Normally, it’s best practice to start by measuring performance before making any changes. This allows you to understand the impact of your changes, and to identify areas for improvement.
However, given the nature of the problems that Terragrunt solves, there are some obvious wins that you can make without measuring performance, if you’re aware of the tradeoffs.
One of the most expensive things that OpenTofu/Terraform does, from a bandwidth and disk utilization perspective, is download and install providers. These are large binary files that are downloaded from the internet, and not cached across units by default.
You can significantly reduce the amount of time taken by Terragrunt runs by enabling the provider cache server, like this:
terragrunt run-all plan --provider-cache
The provider cache server is a single server that is used by all Terragrunt runs being performed in a given Terragrunt invocation. You will see the most benefit if you are using it in a command that will perform multiple OpenTofu/Terraform operations, like with the --all
flag and the --graph
flag.
When performing individual runs, like terragrunt plan
, the provider cache server can be a net negative to performance, because starting and stopping the server might add more overhead than just downloading the providers. Whether this is the case depends on many factors, including network speed, the number of providers being downloaded, and whether or not the providers are already cached in the Terragrunt provider cache.

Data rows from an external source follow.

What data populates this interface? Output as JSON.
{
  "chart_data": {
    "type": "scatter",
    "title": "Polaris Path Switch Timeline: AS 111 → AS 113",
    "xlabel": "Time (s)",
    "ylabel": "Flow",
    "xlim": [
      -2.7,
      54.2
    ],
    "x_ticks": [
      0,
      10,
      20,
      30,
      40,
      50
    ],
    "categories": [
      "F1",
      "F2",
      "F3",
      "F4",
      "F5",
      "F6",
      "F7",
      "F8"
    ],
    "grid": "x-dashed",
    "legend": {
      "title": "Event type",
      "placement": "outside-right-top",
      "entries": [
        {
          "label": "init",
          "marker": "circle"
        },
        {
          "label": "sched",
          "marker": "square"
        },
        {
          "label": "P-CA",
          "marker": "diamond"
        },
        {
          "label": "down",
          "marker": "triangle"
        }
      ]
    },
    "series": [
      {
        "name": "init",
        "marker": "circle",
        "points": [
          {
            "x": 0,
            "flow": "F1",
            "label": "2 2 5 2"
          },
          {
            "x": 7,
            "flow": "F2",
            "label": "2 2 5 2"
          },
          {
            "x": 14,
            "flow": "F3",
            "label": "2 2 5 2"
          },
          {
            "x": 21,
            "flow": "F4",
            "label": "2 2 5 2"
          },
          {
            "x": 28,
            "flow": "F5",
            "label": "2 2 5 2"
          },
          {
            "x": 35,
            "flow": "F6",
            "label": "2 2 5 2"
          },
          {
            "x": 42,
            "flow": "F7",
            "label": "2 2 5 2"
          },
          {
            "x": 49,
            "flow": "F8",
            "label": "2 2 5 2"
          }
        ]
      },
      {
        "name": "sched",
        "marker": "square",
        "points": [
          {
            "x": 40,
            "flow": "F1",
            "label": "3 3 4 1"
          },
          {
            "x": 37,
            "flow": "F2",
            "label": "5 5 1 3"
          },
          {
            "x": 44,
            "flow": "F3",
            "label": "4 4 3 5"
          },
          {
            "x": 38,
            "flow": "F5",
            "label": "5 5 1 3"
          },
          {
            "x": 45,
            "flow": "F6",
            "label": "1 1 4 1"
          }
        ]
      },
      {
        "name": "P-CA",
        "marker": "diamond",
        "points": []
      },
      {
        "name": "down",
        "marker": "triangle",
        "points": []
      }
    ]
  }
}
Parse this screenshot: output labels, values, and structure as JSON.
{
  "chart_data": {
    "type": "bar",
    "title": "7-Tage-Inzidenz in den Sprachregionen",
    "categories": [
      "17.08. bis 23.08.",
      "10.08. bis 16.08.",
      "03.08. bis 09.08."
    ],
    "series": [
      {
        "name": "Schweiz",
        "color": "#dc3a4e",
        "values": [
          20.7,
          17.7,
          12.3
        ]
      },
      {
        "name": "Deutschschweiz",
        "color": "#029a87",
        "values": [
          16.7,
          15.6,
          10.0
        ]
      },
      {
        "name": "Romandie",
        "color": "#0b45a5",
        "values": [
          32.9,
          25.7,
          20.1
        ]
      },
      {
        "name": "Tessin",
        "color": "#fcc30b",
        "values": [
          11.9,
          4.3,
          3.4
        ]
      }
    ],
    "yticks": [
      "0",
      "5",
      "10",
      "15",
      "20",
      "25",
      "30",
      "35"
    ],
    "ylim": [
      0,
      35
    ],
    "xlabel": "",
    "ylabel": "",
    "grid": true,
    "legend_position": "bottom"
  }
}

When in doubt, measure the performance before and after enabling the provider cache server to see if it’s a net win for your use case.
We are coordinating with the OpenTofu team to improve the behavior of concurrent access to provider cache, so that this flag will be unnecessary for most users in the future.
See #1939 for more details.
Under the hood, Terragrunt dependency blocks leverage the OpenTofu/Terraform output -json
command to fetch outputs from one unit and leverage them in another.
The OpenTofu/Terraform output -json
command does a bit more work than simply fetching output values from state, and a significant portion of that slowdown is loading providers, which it doesn’t really need in most cases.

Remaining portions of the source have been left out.